What about the House of Representatives? According to U.S. Chamber of Commerce President Thomas Donohue, a dependable and strong ally of Republicans, said that he remains confident that Speaker John Boehner’s will push to enact comprehensive immigration reform. Donahue said “We’re not going away,” whose business group helped craft the Senate bill along with organized labor. He further added “We’re just getting warmed up.”

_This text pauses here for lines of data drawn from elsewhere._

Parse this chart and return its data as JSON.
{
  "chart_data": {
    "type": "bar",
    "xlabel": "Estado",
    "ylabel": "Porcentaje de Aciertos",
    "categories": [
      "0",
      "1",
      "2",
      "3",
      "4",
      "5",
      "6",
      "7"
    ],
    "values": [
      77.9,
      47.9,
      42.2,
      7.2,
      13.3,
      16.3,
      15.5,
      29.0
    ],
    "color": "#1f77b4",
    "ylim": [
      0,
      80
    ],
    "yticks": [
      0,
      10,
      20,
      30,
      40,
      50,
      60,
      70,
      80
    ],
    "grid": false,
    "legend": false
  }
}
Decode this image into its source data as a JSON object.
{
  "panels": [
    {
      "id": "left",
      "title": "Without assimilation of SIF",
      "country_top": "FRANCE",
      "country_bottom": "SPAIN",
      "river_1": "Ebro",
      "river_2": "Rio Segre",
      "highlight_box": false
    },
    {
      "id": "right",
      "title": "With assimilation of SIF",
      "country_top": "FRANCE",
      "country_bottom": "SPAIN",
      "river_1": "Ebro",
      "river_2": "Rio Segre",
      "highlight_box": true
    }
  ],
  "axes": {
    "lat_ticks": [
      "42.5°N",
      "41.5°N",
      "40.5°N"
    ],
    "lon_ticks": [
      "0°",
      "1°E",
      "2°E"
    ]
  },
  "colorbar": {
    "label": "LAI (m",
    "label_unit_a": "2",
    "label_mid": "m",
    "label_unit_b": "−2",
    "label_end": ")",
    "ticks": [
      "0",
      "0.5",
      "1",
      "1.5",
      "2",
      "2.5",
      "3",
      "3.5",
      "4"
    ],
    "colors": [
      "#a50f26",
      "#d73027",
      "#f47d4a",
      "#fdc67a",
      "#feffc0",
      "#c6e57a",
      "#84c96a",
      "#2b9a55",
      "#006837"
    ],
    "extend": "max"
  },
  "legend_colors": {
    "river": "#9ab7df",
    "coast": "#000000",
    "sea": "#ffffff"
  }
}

Well, Speaker John Boehner has refused to negotiate with the Senate on its bipartisan bill. But Mr. Donohue says he’s not worried. Thus far, the House has passed only a handful of very focused bills, most dealing with enforcement but none providing a pathway to U.S. citizenship for the many undocumented immigrants. Donohue said he supports Boehner’s decision to take these little and limited steps to fix the nation’s broken immigration system. He continues to insist that “… it will get done.” This sentiment was echoed religious and law enforcement leaders who attended the same news conference. In fact, Donohue promised to help Boehner get the votes to pass a series of bills to provide comprehensive reform, including a pathway to citizenship.
Mr. Donohue said effective immigration reform legislation would be good for business, labor and the country, and he believes final congressional approval will happen in the first half of next year.

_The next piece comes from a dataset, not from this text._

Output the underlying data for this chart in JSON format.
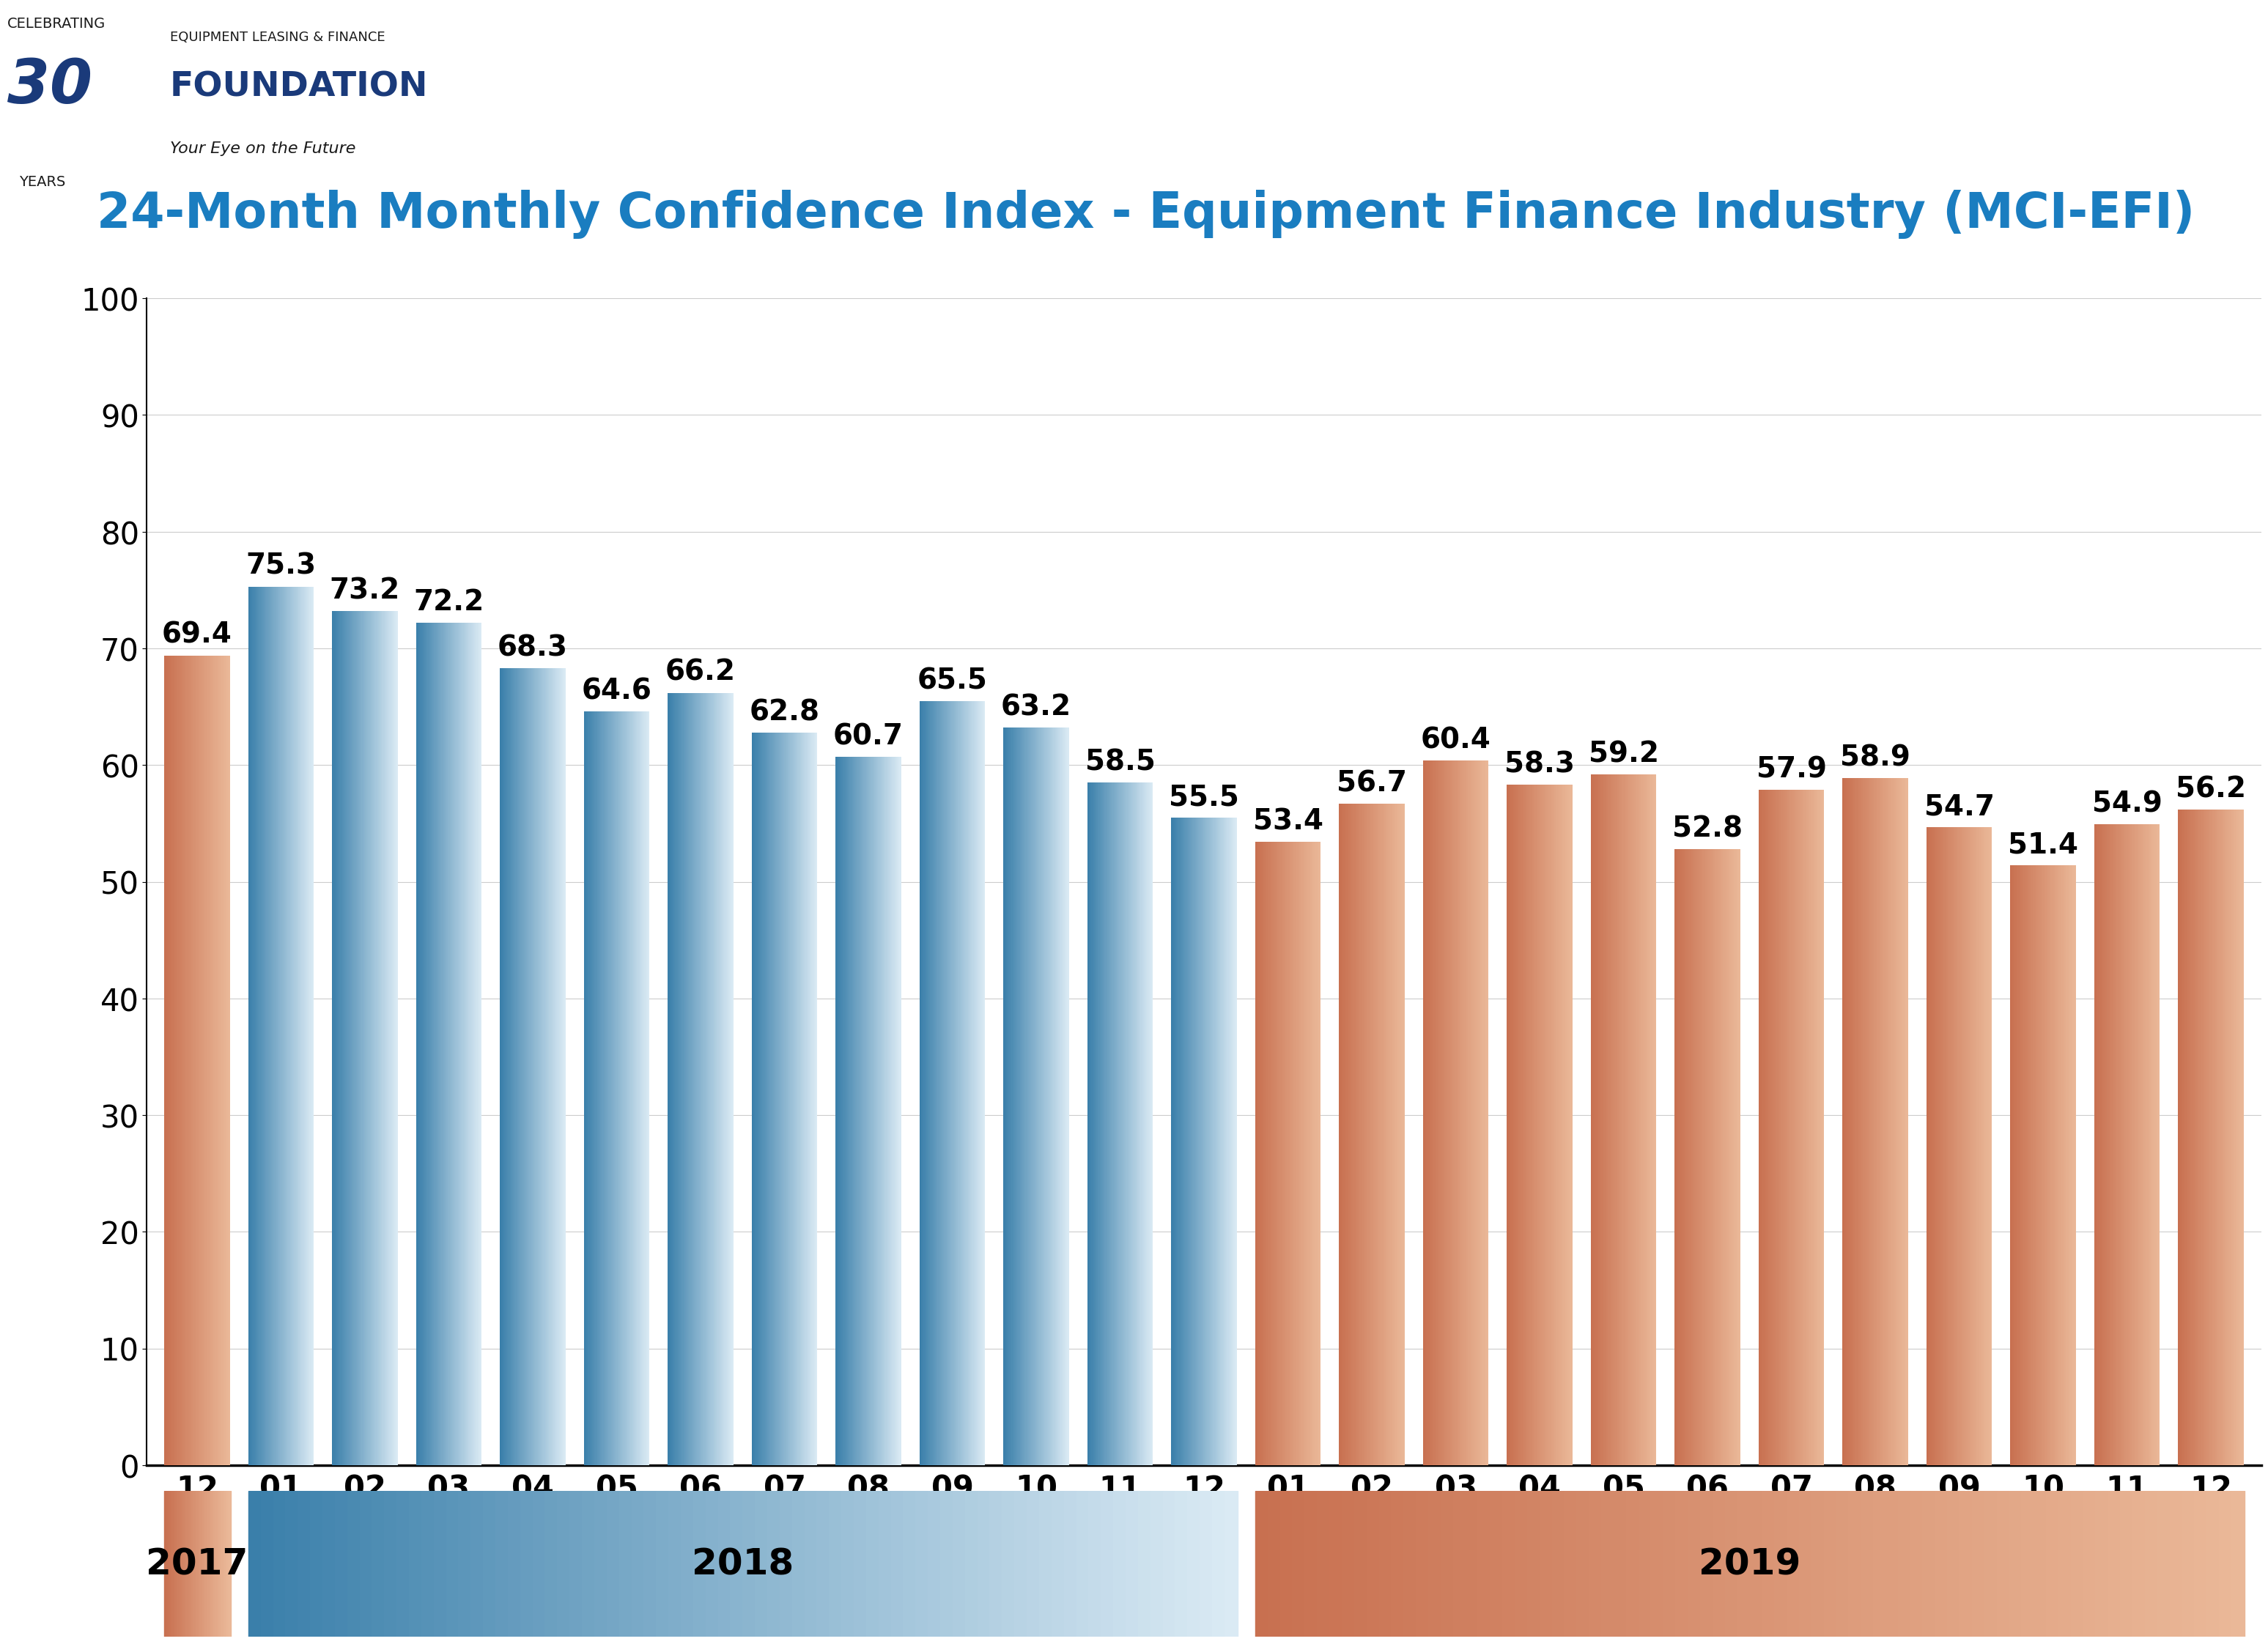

I love Mr. Donohue’s optimism but Speaker Boehner has been recently criticized for saying that the House will not negotiate with the Senate to resolve differences between the Senate bill and what the House ends up passing. Boehner has said “We have made it clear that we are going to move on a common sense, step-by-step approach.” He further added “We have no intention of ever going to conference on the Senate bill.”
I do not share that Mr. Donohue’s optimism but he is insistent that Congress will do what needs to be done to overhaul the U.S. immigration system.
“We will get there,” he said. “It doesn’t matter to me what music they play for the dance.”
But the problem continues to be the Republicans’ opposition to the Senate’s bill inclusion of the pathway to citizenship for illegal immigrants, which they look at as a form of amnesty.
Donohue continues to remain confident that Congress will enact a comprehensive immigration bill largely because polls show more than 70 percent of Americans support it passage of such a law.
The head of the National Association of Manufacturers, Jay Timmons, joined Donohue at the news conference believing that something will be done, saying that “We’re all optimistic up here.”
This past October, more than 600 conservative leaders from across the country went to Washington to urge lawmakers to move forward on immigration reform.